CoreDNS failing due to a loop: how to feed kubelet with proper resolvConf?
This is where investigation started: CoreDNS couldn't work for more that a couple of seconds, giving the following errors:
$ kubectl get pods --all-namespaces
NAMESPACE NAME READY STATUS RESTARTS AGE
ingress-nginx ingress-nginx-controller-8xcl9 1/1 Running 0 11h
ingress-nginx ingress-nginx-controller-hwhvk 1/1 Running 0 11h
ingress-nginx ingress-nginx-controller-xqdqx 1/1 Running 2 (10h ago) 11h
kube-system calico-kube-controllers-684bcfdc59-cr7hr 1/1 Running 0 11h
kube-system calico-node-62p58 1/1 Running 2 (10h ago) 11h
kube-system calico-node-btvdh 1/1 Running 0 11h
kube-system calico-node-q5bkr 1/1 Running 0 11h
kube-system coredns-8474476ff8-dnt6b 0/1 CrashLoopBackOff 1 (3s ago) 5s
kube-system coredns-8474476ff8-ftcbx 0/1 Error 1 (2s ago) 5s
kube-system dns-autoscaler-5ffdc7f89d-4tshm 1/1 Running 2 (10h ago) 11h
kube-system kube-apiserver-hyzio 1/1 Running 4 (10h ago) 11h
kube-system kube-controller-manager-hyzio 1/1 Running 4 (10h ago) 11h
kube-system kube-proxy-2d8ls 1/1 Running 0 11h
kube-system kube-proxy-c6c4l 1/1 Running 4 (10h ago) 11h
kube-system kube-proxy-nzqdd 1/1 Running 0 11h
kube-system kube-scheduler-hyzio 1/1 Running 5 (10h ago) 11h
kube-system kubernetes-dashboard-548847967d-66dwz 1/1 Running 0 11h
kube-system kubernetes-metrics-scraper-6d49f96c97-r6dz2 1/1 Running 0 11h
kube-system nginx-proxy-dyzio 1/1 Running 0 11h
kube-system nginx-proxy-zyzio 1/1 Running 0 11h
kube-system nodelocaldns-g9wxh 1/1 Running 0 11h
kube-system nodelocaldns-j2qc9 1/1 Running 4 (10h ago) 11h
kube-system nodelocaldns-vk84j 1/1 Running 0 11h
kube-system registry-j5prk 1/1 Running 0 11h
kube-system registry-proxy-5wbhq 1/1 Running 0 11h
kube-system registry-proxy-77lqd 1/1 Running 0 11h
kube-system registry-proxy-s45p4 1/1 Running 2 (10h ago) 11h
kubectl describe
on that pod didn't bring much to the picture:
Events:
Type Reason Age From Message
---- ------ ---- ---- -------
Normal Scheduled 67s default-scheduler Successfully assigned kube-system/coredns-8474476ff8-dnt6b to zyzio
Normal Pulled 25s (x4 over 68s) kubelet Container image "k8s.gcr.io/coredns/coredns:v1.8.0" already present on machine
Normal Created 25s (x4 over 68s) kubelet Created container coredns
Normal Started 25s (x4 over 68s) kubelet Started container coredns
Warning BackOff 6s (x11 over 66s) kubelet Back-off restarting failed container
But viewing logs did:
$ kubectl logs coredns-8474476ff8-dnt6b -n kube-system
.:53
[INFO] plugin/reload: Running configuration MD5 = 5b233a0166923d642fdbca0794b712ab
CoreDNS-1.8.0
linux/amd64, go1.15.3, 054c9ae
[FATAL] plugin/loop: Loop (127.0.0.1:49048 -> :53) detected for zone ".", see https://coredns.io/plugins/loop#troubleshooting. Query: "HINFO 2906344495550081187.9117452939332601176."
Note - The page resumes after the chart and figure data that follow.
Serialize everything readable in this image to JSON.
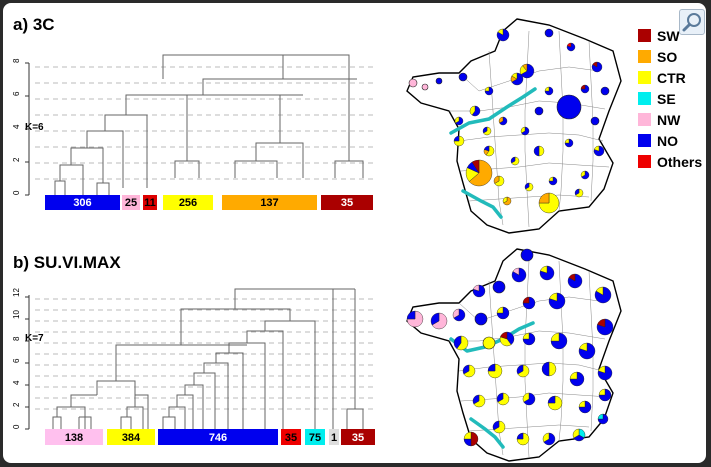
{
  "panel_a": {
    "title": "a) 3C",
    "k_label": "K=6",
    "y_ticks": [
      "0",
      "2",
      "4",
      "6",
      "8"
    ],
    "clusters": [
      {
        "count": "306",
        "color": "#0000ee",
        "text": "#ffffff"
      },
      {
        "count": "25",
        "color": "#ffb6d9",
        "text": "#000000"
      },
      {
        "count": "11",
        "color": "#dd0000",
        "text": "#000000"
      },
      {
        "count": "256",
        "color": "#ffff00",
        "text": "#000000"
      },
      {
        "count": "137",
        "color": "#ffaa00",
        "text": "#000000"
      },
      {
        "count": "35",
        "color": "#aa0000",
        "text": "#ffffff"
      }
    ]
  },
  "panel_b": {
    "title": "b) SU.VI.MAX",
    "k_label": "K=7",
    "y_ticks": [
      "0",
      "2",
      "4",
      "6",
      "8",
      "10",
      "12"
    ],
    "clusters": [
      {
        "count": "138",
        "color": "#ffc0ee",
        "text": "#000000"
      },
      {
        "count": "384",
        "color": "#ffff00",
        "text": "#000000"
      },
      {
        "count": "746",
        "color": "#0000ee",
        "text": "#ffffff"
      },
      {
        "count": "35",
        "color": "#ee0000",
        "text": "#000000"
      },
      {
        "count": "75",
        "color": "#00eeee",
        "text": "#000000"
      },
      {
        "count": "1",
        "color": "#dddddd",
        "text": "#000000"
      },
      {
        "count": "35",
        "color": "#aa0000",
        "text": "#ffffff"
      }
    ]
  },
  "legend": [
    {
      "label": "SW",
      "color": "#aa0000"
    },
    {
      "label": "SO",
      "color": "#ffaa00"
    },
    {
      "label": "CTR",
      "color": "#ffff00"
    },
    {
      "label": "SE",
      "color": "#00eeee"
    },
    {
      "label": "NW",
      "color": "#ffb6d9"
    },
    {
      "label": "NO",
      "color": "#0000ee"
    },
    {
      "label": "Others",
      "color": "#ee0000"
    }
  ],
  "map_colors": {
    "river": "#22bbbb",
    "outline": "#000000",
    "dept": "#888888"
  }
}
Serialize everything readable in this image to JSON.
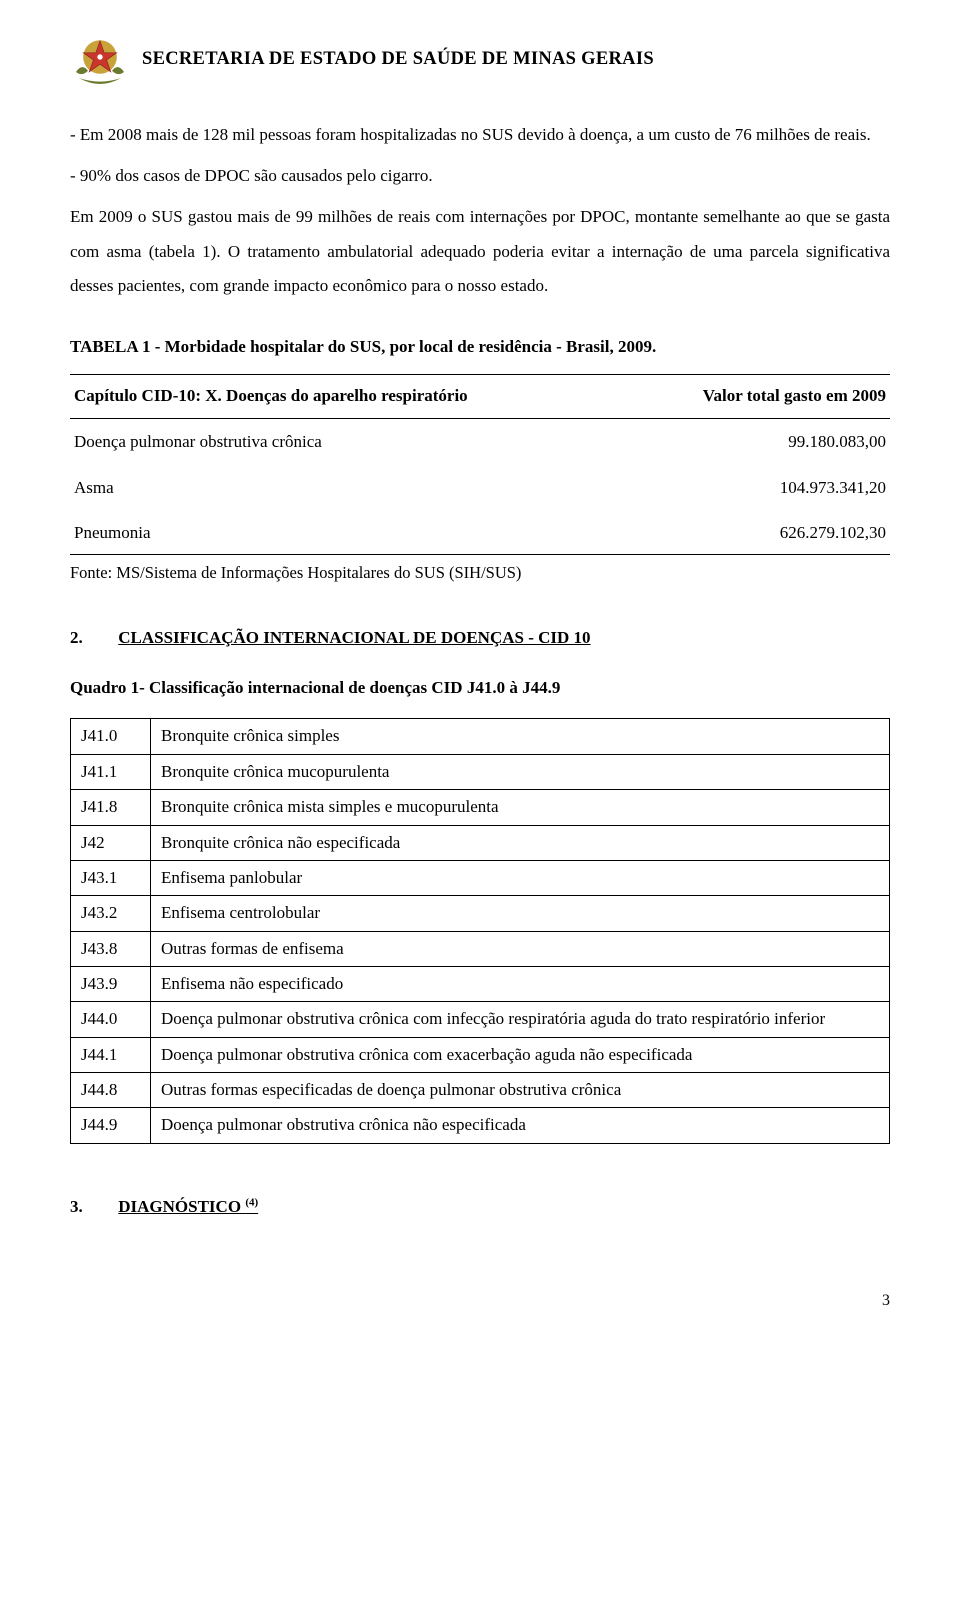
{
  "header": {
    "org_title": "SECRETARIA DE ESTADO DE SAÚDE DE MINAS GERAIS"
  },
  "paragraphs": {
    "p1": "- Em 2008 mais de 128 mil pessoas foram hospitalizadas no SUS devido à doença, a um custo de 76 milhões de reais.",
    "p2": "- 90% dos casos de DPOC são causados pelo cigarro.",
    "p3": "Em 2009 o SUS gastou mais de 99 milhões de reais com internações por DPOC, montante semelhante ao que se gasta com asma (tabela 1). O tratamento ambulatorial adequado poderia evitar a internação de uma parcela significativa desses pacientes, com grande impacto econômico para o nosso estado."
  },
  "table1": {
    "title": "TABELA 1 - Morbidade hospitalar do SUS, por local de residência - Brasil, 2009.",
    "col1_header": "Capítulo CID-10: X. Doenças do aparelho respiratório",
    "col2_header": "Valor total gasto em 2009",
    "rows": [
      {
        "name": "Doença pulmonar obstrutiva crônica",
        "value": "99.180.083,00"
      },
      {
        "name": "Asma",
        "value": "104.973.341,20"
      },
      {
        "name": "Pneumonia",
        "value": "626.279.102,30"
      }
    ],
    "source": "Fonte: MS/Sistema de Informações Hospitalares do SUS (SIH/SUS)"
  },
  "section2": {
    "num": "2.",
    "title": "CLASSIFICAÇÃO INTERNACIONAL DE DOENÇAS - CID 10",
    "quadro_title": "Quadro 1- Classificação internacional de doenças CID J41.0 à J44.9"
  },
  "table2": {
    "rows": [
      {
        "code": "J41.0",
        "desc": "Bronquite crônica simples"
      },
      {
        "code": "J41.1",
        "desc": "Bronquite crônica mucopurulenta"
      },
      {
        "code": "J41.8",
        "desc": "Bronquite crônica mista simples e mucopurulenta"
      },
      {
        "code": "J42",
        "desc": "Bronquite crônica não especificada"
      },
      {
        "code": "J43.1",
        "desc": "Enfisema panlobular"
      },
      {
        "code": "J43.2",
        "desc": "Enfisema centrolobular"
      },
      {
        "code": "J43.8",
        "desc": "Outras formas de enfisema"
      },
      {
        "code": "J43.9",
        "desc": "Enfisema não especificado"
      },
      {
        "code": "J44.0",
        "desc": "Doença pulmonar obstrutiva crônica com infecção respiratória aguda do trato respiratório inferior"
      },
      {
        "code": "J44.1",
        "desc": "Doença pulmonar obstrutiva crônica com exacerbação aguda não especificada"
      },
      {
        "code": "J44.8",
        "desc": "Outras formas especificadas de doença pulmonar obstrutiva crônica"
      },
      {
        "code": "J44.9",
        "desc": "Doença pulmonar obstrutiva crônica não especificada"
      }
    ]
  },
  "section3": {
    "num": "3.",
    "title": "DIAGNÓSTICO",
    "ref": "(4)"
  },
  "page_number": "3",
  "colors": {
    "text": "#000000",
    "background": "#ffffff",
    "emblem_gold": "#c9a23a",
    "emblem_red": "#c9372c",
    "emblem_olive": "#6a7a2f"
  }
}
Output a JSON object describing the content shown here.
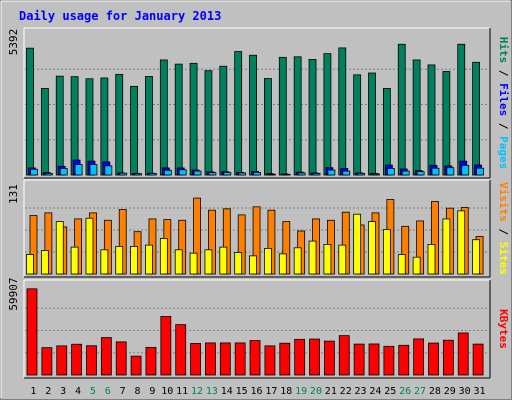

It's great that troubleshooting documentation was linked! I started browsing that page and discovered, that indeed my /etc/resolv.conf
contained problematic local IP nameserver 127.0.0.53
.
Also, I found real DNS IPs in /run/systemd/resolve/resolv.conf
, but the question now is: how to perform the action described in the troubleshooting documentation, saying:
Add the following to your kubelet config yaml: resolvConf: (or via command line flag --resolv-conf deprecated in 1.10). Your “real” resolv.conf is the one that contains the actual IPs of your upstream servers, and no local/loopback address. This flag tells kubelet to pass an alternate resolv.conf to Pods. For systems using systemd-resolved, /run/systemd/resolve/resolv.conf is typically the location of the “real” resolv.conf, although this can be different depending on your distribution.
So, the questions are:
- how to find or where to create mentioned kubelet config yaml,
- at what level should I specify the
resolvConf
value, and - can it accept multiple values? I have two nameservers defined. Should they be given as separate entries or an array?
Solution 1:
/etc/resolv.conf/
is located in each of your nodes. You can edit it by SSH
ing into the node.
Then you have to restart kubelet
for changes to take effect.
sudo systemctl restart kubelet
(If that does not work, restart your nodes with sudo reboot
)
/home/kubernetes/kubelet-config.yaml
(also located on each of your nodes) file contains kubelet's config. You can create new resolv.conf
file, and point to it with resolvConf
field
apiVersion: kubelet.config.k8s.io/v1beta1
...
kind: KubeletConfiguration
...
resolvConf: <location of the file>
Important: New configuration will only be applied to pods created after the update. It's highly recommended to drain your node before changing configuration.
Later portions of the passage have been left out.